Immer wenn ich mich auf die Beschreibung dieser Reise einlasse, mache ich sie im
Geiste gleichsam mit, denn ich kann mich, lesend, der Luft nicht entziehen, die
er atmete, und ich wünschte, ich könnte tatsächlich einmal seinen Fußstapfen
folgen, wenn auch das heutige Italien freilich ein ganz anderes geworden ist.
Ich erinnere mich seines Reisebettes, seines Rasierzeugs und anderer Utensilien,
die er mit sich führte und die ich im Goethe-Nationalmuseum Weimar betrachten
konnte, ich sehe seine Zeichnungen vor mir und Heinrich Wilhelm Tischbeins
berühmtes Ölgemälde von ihm, auf dem er mit weitkrempigem Hut auf einem
umgestürzten Baumstumpf in der Campagna di Roma sitzend zu sehen ist, und seine
Aufzeichnungen werden zu einem Film in meinem Kopf. Ich erlebe beim Lesen mit,
wie befreiend es ist, wenn man aus der Enge in die Weite kommt; wenn man in eine
neue Welt eintaucht, mit der man sich schon lange innerlich verbunden weiß;
wenn man von neuen Lebensgeistern erfüllt wird, die man schon zu lange
herbeisehnte.

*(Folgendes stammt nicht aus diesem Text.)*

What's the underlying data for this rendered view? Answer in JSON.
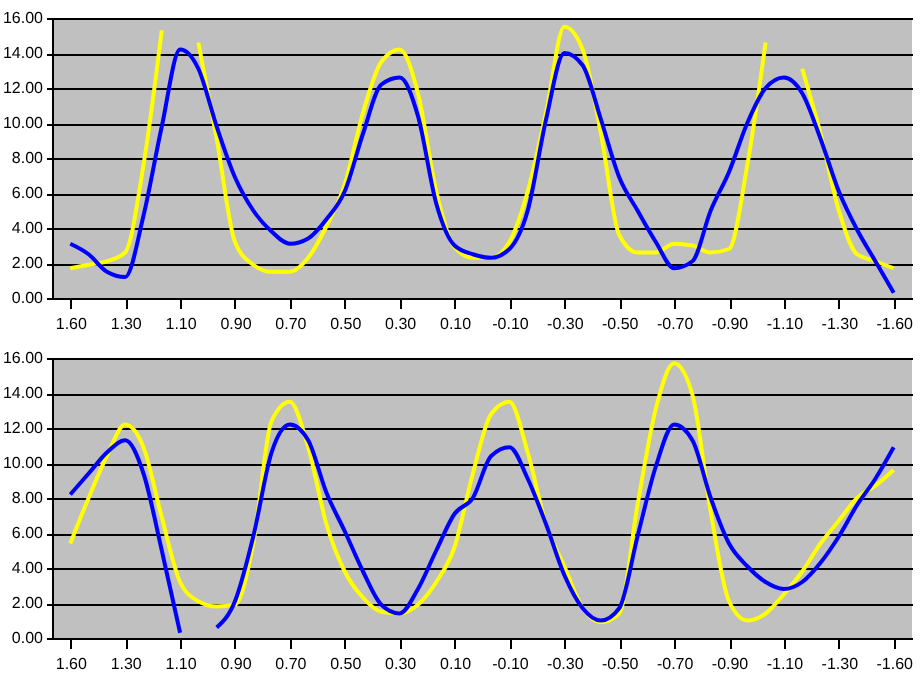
{
  "chart_data": [
    {
      "type": "line",
      "categories": [
        "1.60",
        null,
        null,
        "1.30",
        null,
        null,
        "1.10",
        null,
        null,
        "0.90",
        null,
        null,
        "0.70",
        null,
        null,
        "0.50",
        null,
        null,
        "0.30",
        null,
        null,
        "0.10",
        null,
        null,
        "-0.10",
        null,
        null,
        "-0.30",
        null,
        null,
        "-0.50",
        null,
        null,
        "-0.70",
        null,
        null,
        "-0.90",
        null,
        null,
        "-1.10",
        null,
        null,
        "-1.30",
        null,
        null,
        "-1.60"
      ],
      "series": [
        {
          "color": "#ffff00",
          "values": [
            1.7,
            1.9,
            2.1,
            2.6,
            7.6,
            15.3,
            null,
            14.6,
            9.1,
            3.2,
            1.9,
            1.5,
            1.5,
            2.3,
            4.1,
            6.5,
            10.6,
            13.5,
            14.2,
            11.7,
            6.1,
            2.9,
            2.3,
            2.3,
            3.2,
            6.1,
            10.6,
            15.5,
            14.2,
            9.4,
            3.6,
            2.6,
            2.6,
            3.1,
            3.0,
            2.6,
            2.8,
            7.6,
            14.6,
            null,
            13.1,
            9.4,
            5.0,
            2.5,
            2.1,
            1.7
          ]
        },
        {
          "color": "#0000ff",
          "values": [
            3.1,
            2.5,
            1.5,
            1.2,
            4.7,
            9.8,
            14.2,
            13.1,
            9.8,
            6.9,
            5.0,
            3.8,
            3.1,
            3.4,
            4.5,
            6.1,
            9.4,
            12.2,
            12.6,
            10.4,
            5.4,
            3.0,
            2.5,
            2.3,
            2.8,
            5.0,
            10.2,
            14.0,
            13.3,
            10.2,
            6.9,
            5.0,
            3.2,
            1.7,
            2.1,
            5.0,
            7.2,
            10.0,
            12.0,
            12.6,
            11.7,
            9.1,
            6.1,
            3.9,
            2.1,
            0.3
          ]
        }
      ],
      "ylim": [
        0,
        16
      ],
      "yticks": [
        {
          "value": 0,
          "label": "0.00"
        },
        {
          "value": 2,
          "label": "2.00"
        },
        {
          "value": 4,
          "label": "4.00"
        },
        {
          "value": 6,
          "label": "6.00"
        },
        {
          "value": 8,
          "label": "8.00"
        },
        {
          "value": 10,
          "label": "10.00"
        },
        {
          "value": 12,
          "label": "12.00"
        },
        {
          "value": 14,
          "label": "14.00"
        },
        {
          "value": 16,
          "label": "16.00"
        }
      ],
      "grid": "y",
      "legend": false
    },
    {
      "type": "line",
      "categories": [
        "1.60",
        null,
        null,
        "1.30",
        null,
        null,
        "1.10",
        null,
        null,
        "0.90",
        null,
        null,
        "0.70",
        null,
        null,
        "0.50",
        null,
        null,
        "0.30",
        null,
        null,
        "0.10",
        null,
        null,
        "-0.10",
        null,
        null,
        "-0.30",
        null,
        null,
        "-0.50",
        null,
        null,
        "-0.70",
        null,
        null,
        "-0.90",
        null,
        null,
        "-1.10",
        null,
        null,
        "-1.30",
        null,
        null,
        "-1.60"
      ],
      "series": [
        {
          "color": "#ffff00",
          "values": [
            5.4,
            8.0,
            10.4,
            12.2,
            10.9,
            6.9,
            3.2,
            2.1,
            1.8,
            1.9,
            5.4,
            12.4,
            13.5,
            10.9,
            6.5,
            3.8,
            2.3,
            1.5,
            1.4,
            1.9,
            3.2,
            5.2,
            9.4,
            12.8,
            13.5,
            10.6,
            6.5,
            4.1,
            1.7,
            0.9,
            1.4,
            7.6,
            13.1,
            15.7,
            13.9,
            7.2,
            2.1,
            1.0,
            1.4,
            2.5,
            3.8,
            5.4,
            6.7,
            8.0,
            8.7,
            9.6
          ]
        },
        {
          "color": "#0000ff",
          "values": [
            8.2,
            9.4,
            10.6,
            11.3,
            9.4,
            5.0,
            0.3,
            null,
            0.6,
            2.1,
            5.8,
            10.6,
            12.2,
            11.3,
            8.3,
            6.1,
            3.8,
            1.9,
            1.4,
            2.8,
            5.0,
            7.1,
            8.0,
            10.4,
            10.9,
            9.1,
            6.5,
            3.6,
            1.7,
            1.0,
            1.7,
            5.8,
            9.8,
            12.2,
            11.3,
            8.0,
            5.4,
            4.1,
            3.2,
            2.8,
            3.2,
            4.3,
            5.8,
            7.6,
            9.1,
            10.9
          ]
        }
      ],
      "ylim": [
        0,
        16
      ],
      "yticks": [
        {
          "value": 0,
          "label": "0.00"
        },
        {
          "value": 2,
          "label": "2.00"
        },
        {
          "value": 4,
          "label": "4.00"
        },
        {
          "value": 6,
          "label": "6.00"
        },
        {
          "value": 8,
          "label": "8.00"
        },
        {
          "value": 10,
          "label": "10.00"
        },
        {
          "value": 12,
          "label": "12.00"
        },
        {
          "value": 14,
          "label": "14.00"
        },
        {
          "value": 16,
          "label": "16.00"
        }
      ],
      "grid": "y",
      "legend": false
    }
  ]
}
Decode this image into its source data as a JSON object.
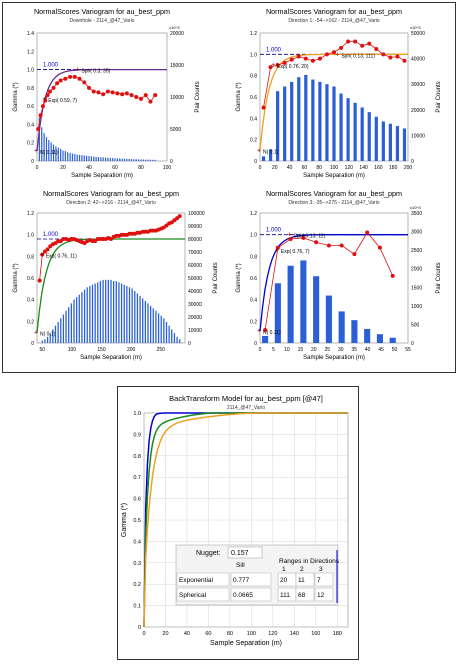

Und ich fühle es dem Autor auf jeder Buchseite nach, wie
berauschend es für einen bildungshungrigen Menschen sein kann, an der Quelle
unserer Kultur eine solche Fülle von Impulsen für das Aufladen einer fast
leeren Batterie zu bekommen, wie es Goethe in seiner Italien-Zeit vergönnt war,
die er später als die wichtigste seines Lebens bezeichnet hat.
"... habe ich genug Zeit, die Eindrücke der vergangenen Monate wieder
hervorzurufen; es geschieht mit vielem Behagen", schreibt Goethe auf seinem
Heimweg nach Weimar. Und bedauernd fügt er hinzu: "Und doch tritt gar oft
das Lückenhafte der Bemerkungen hervor, und wenn die Reise dem, der sie
vollbracht hat, in einem Flusse vorüberzuziehen scheint, und in der
Einbildungskraft als eine stetige Folge hervortritt, so fühlt man doch, daß
eine eigentliche Mitteilung unmöglich sei. Der Erzählende muß alles einzeln
hinstellen: wie soll daraus in der Seele des dritten ein Ganzes gebildet
werden?" Trotzdem: Die "Italienische Reise" (mit ihrem Anhang
"Zweiter römischer Aufenthalt") ist ein umfassendes Reise-Tagebuch,
das dem, der nicht dabei war, sehr viel nacherlebbar macht. Die erste Eintragung
ist vom 3. September 1786 datiert, und die letzte trägt das Datum vom 14. April
1788. Auf etwa 450 bis 500 Seiten (in Abhängigkeit von der jeweiligen Ausgabe)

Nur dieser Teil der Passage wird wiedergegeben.